Tuesday, December 23, 2008

29 Weeks Along (Friday, 12/5/08)

I didn’t sleep well on Friday night worrying that we would miss the alarm at 3:30am. I finally fell asleep around 1:30am to be awoken by choking on a bunch of acid reflux. That is a new one for me. What a horrible, gross, and disturbing way to wake up. It took forever for me to stop choking. I took some Tums, drank a bunch of water, and tried to go back to sleep but then I started wheezing because of all the coughing and the fact that probably some of it got into my lungs so then I had to get up again to use my inhalers. I still had a lot of residual coughing so I think I finally fell back to sleep about 20 minutes before the alarm went off. The very grumpy and sleepy Ryssos left the house about 4:00am to head to the airport. While we waited at the gate for the plane to board, Paul and Rachel worked on their Jonny Quest story while I tried really hard to keep my eyes open. With an unaccompanied minor, she is the first on the plane but we can’t leave the airport until her flight is in the air. That didn’t happen until about 6:45am and we got home around 8:00am. I went straight back to bed but poor Paul was awake by then so he stayed up. I finally got some good sleep which is fortunate because I signed up to work the afternoon shift in the Blood Gas Lab for some more overtime. When I got up to get ready for work, Paul was taking advantage of the nice weather and putting the Christmas lights on the house. He hates this task and his hatred of it was reinforced by all of the problems he encountered. First, only 1/3 of the strand would work and after struggling with it for a while, he decided to just go to the hardware store for new ones. Then he tried to hang the new strand only to find that most of the gutter clips were so old that they were breaking so he had to make yet another trip to the hardware store for more of those. Plus he discovered that the gutters were clogged so he got to clean those as he went. Thus, a half hour job turned into an all-afternoon extravaganza.
Sunday and the rest of the week we began working on getting the nursery painted. My goal is to have it ready by the baby shower that will be at my house on 12/13 which doesn’t give us a whole lot of time but we procrastinators work best under a tight deadline. We repainted three of the walls the same color yellow that they already were. The fourth wall which is the wall you face when you walk into the room is going to be a Winnie the Pooh mural.
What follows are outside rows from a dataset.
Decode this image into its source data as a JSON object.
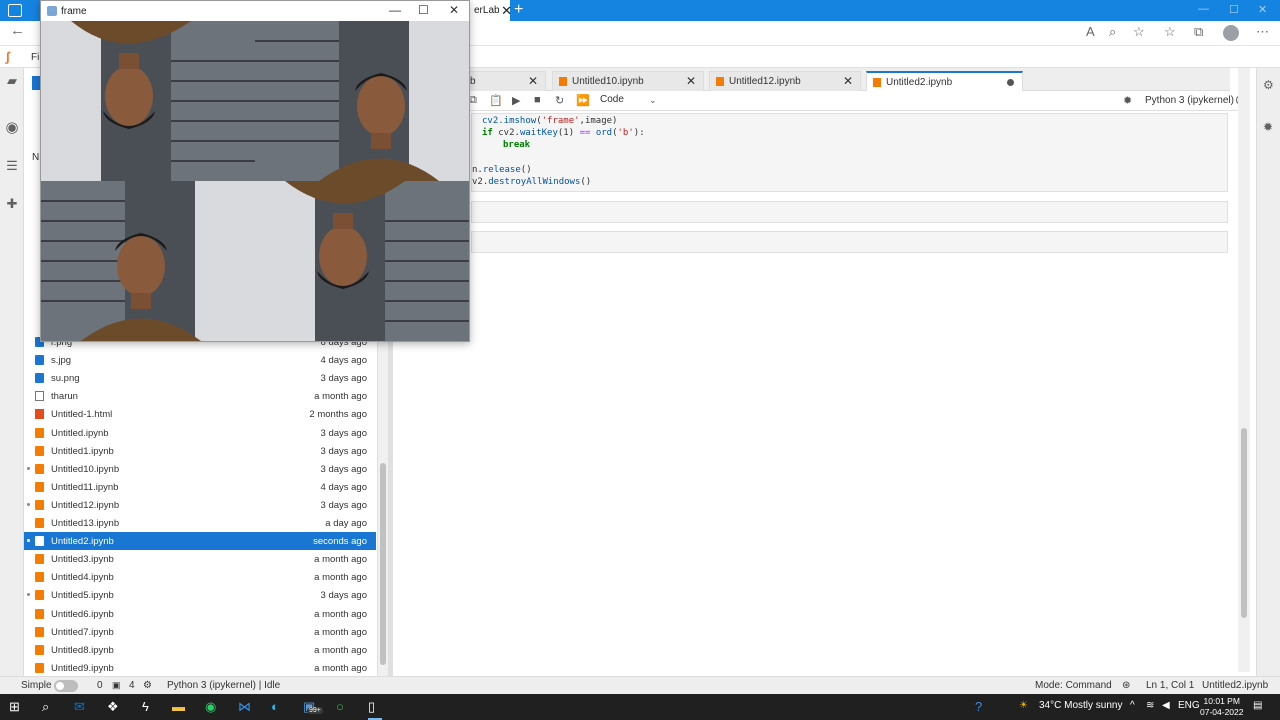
{
  "browser": {
    "partial_tab_label": "erLab",
    "new_tab_symbol": "+"
  },
  "frame_window": {
    "title": "frame",
    "minimize": "—",
    "maximize": "☐",
    "close": "✕"
  },
  "menubar": {
    "file_label": "File"
  },
  "file_browser": {
    "column_name": "N",
    "files": [
      {
        "name": "r.png",
        "modified": "6 days ago",
        "type": "img",
        "dot": false,
        "selected": false
      },
      {
        "name": "s.jpg",
        "modified": "4 days ago",
        "type": "img",
        "dot": false,
        "selected": false
      },
      {
        "name": "su.png",
        "modified": "3 days ago",
        "type": "img",
        "dot": false,
        "selected": false
      },
      {
        "name": "tharun",
        "modified": "a month ago",
        "type": "doc",
        "dot": false,
        "selected": false
      },
      {
        "name": "Untitled-1.html",
        "modified": "2 months ago",
        "type": "html",
        "dot": false,
        "selected": false
      },
      {
        "name": "Untitled.ipynb",
        "modified": "3 days ago",
        "type": "nb",
        "dot": false,
        "selected": false
      },
      {
        "name": "Untitled1.ipynb",
        "modified": "3 days ago",
        "type": "nb",
        "dot": false,
        "selected": false
      },
      {
        "name": "Untitled10.ipynb",
        "modified": "3 days ago",
        "type": "nb",
        "dot": true,
        "selected": false
      },
      {
        "name": "Untitled11.ipynb",
        "modified": "4 days ago",
        "type": "nb",
        "dot": false,
        "selected": false
      },
      {
        "name": "Untitled12.ipynb",
        "modified": "3 days ago",
        "type": "nb",
        "dot": true,
        "selected": false
      },
      {
        "name": "Untitled13.ipynb",
        "modified": "a day ago",
        "type": "nb",
        "dot": false,
        "selected": false
      },
      {
        "name": "Untitled2.ipynb",
        "modified": "seconds ago",
        "type": "nb",
        "dot": true,
        "selected": true
      },
      {
        "name": "Untitled3.ipynb",
        "modified": "a month ago",
        "type": "nb",
        "dot": false,
        "selected": false
      },
      {
        "name": "Untitled4.ipynb",
        "modified": "a month ago",
        "type": "nb",
        "dot": false,
        "selected": false
      },
      {
        "name": "Untitled5.ipynb",
        "modified": "3 days ago",
        "type": "nb",
        "dot": true,
        "selected": false
      },
      {
        "name": "Untitled6.ipynb",
        "modified": "a month ago",
        "type": "nb",
        "dot": false,
        "selected": false
      },
      {
        "name": "Untitled7.ipynb",
        "modified": "a month ago",
        "type": "nb",
        "dot": false,
        "selected": false
      },
      {
        "name": "Untitled8.ipynb",
        "modified": "a month ago",
        "type": "nb",
        "dot": false,
        "selected": false
      },
      {
        "name": "Untitled9.ipynb",
        "modified": "a month ago",
        "type": "nb",
        "dot": false,
        "selected": false
      }
    ]
  },
  "notebook_tabs": [
    {
      "label": "b",
      "state": "close",
      "active": false
    },
    {
      "label": "Untitled10.ipynb",
      "state": "close",
      "active": false
    },
    {
      "label": "Untitled12.ipynb",
      "state": "close",
      "active": false
    },
    {
      "label": "Untitled2.ipynb",
      "state": "unsaved",
      "active": true
    }
  ],
  "notebook_toolbar": {
    "cell_type": "Code",
    "kernel_name": "Python 3 (ipykernel)"
  },
  "code_lines": [
    "cv2.imshow('frame',image)",
    "if cv2.waitKey(1) == ord('b'):",
    "    break",
    "",
    ".release()",
    "2.destroyAllWindows()"
  ],
  "status_bar": {
    "mode_simple": "Simple",
    "count_a": "0",
    "count_b": "4",
    "kernel_status": "Python 3 (ipykernel) | Idle",
    "mode": "Mode: Command",
    "cursor": "Ln 1, Col 1",
    "filename": "Untitled2.ipynb"
  },
  "taskbar": {
    "badge": "99+",
    "weather": "34°C  Mostly sunny",
    "language": "ENG",
    "time": "10:01 PM",
    "date": "07-04-2022"
  },
  "colors": {
    "accent": "#1976d2",
    "notebook_icon": "#f57c00",
    "browser_titlebar": "#1583e0",
    "taskbar": "#202020"
  }
}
We worked a lot on the design this week but did manage to get the top half of the wall painted blue for the sky and the bottom half green for the grass. We got delayed a day on our paint buying run due to a lovely blizzard. This weekend Paul will begin the mural portion since I am artistically useless. I am more of a director. I tell him what I want it to look like and he makes it happen.
Lily’s kicks have gotten a lot stronger this week. Unfortunately some of those karate kicks are directed at the bladder. This sends me running for the bathroom even if my bladder is mostly empty. What fun!

News from the womb…
The baby’s brain has reached another milestone. It can now direct rhythmic breathing and control body temperature. This is important because if the baby is born early, the brain can usually stimulate the baby to breath without medical intervention. The baby is becoming mores sensitive to light, sound, taste, and smell. This is preparing the baby to see me, hear my voice, recognize me by smell, and taste the liquid nutrition I will provide. The baby’s eyes are moving in their sockets and the baby is practicing looking. What does it see? Under bright lights or sunlight and without the protection of clothes, the baby’s world may look pinkish as the light shines through my vessels. At night, with clothes, or in a darkened room, it must be dark. The baby is probably aware of changes in light intensity but “pink” is a stimulus that will takes months to perceive since, even at birth, the baby’s color vision apparatus seems to distinguish only among pure reds, greens, and yellows. The surface of the baby’s skin is smoother and whiter as body fat is accumulating under the surface. The fat the baby is putting on is white fat, not the brown fat that is used in temperature regulation earlier in the pregnancy. White fat is insulating and is an energy source.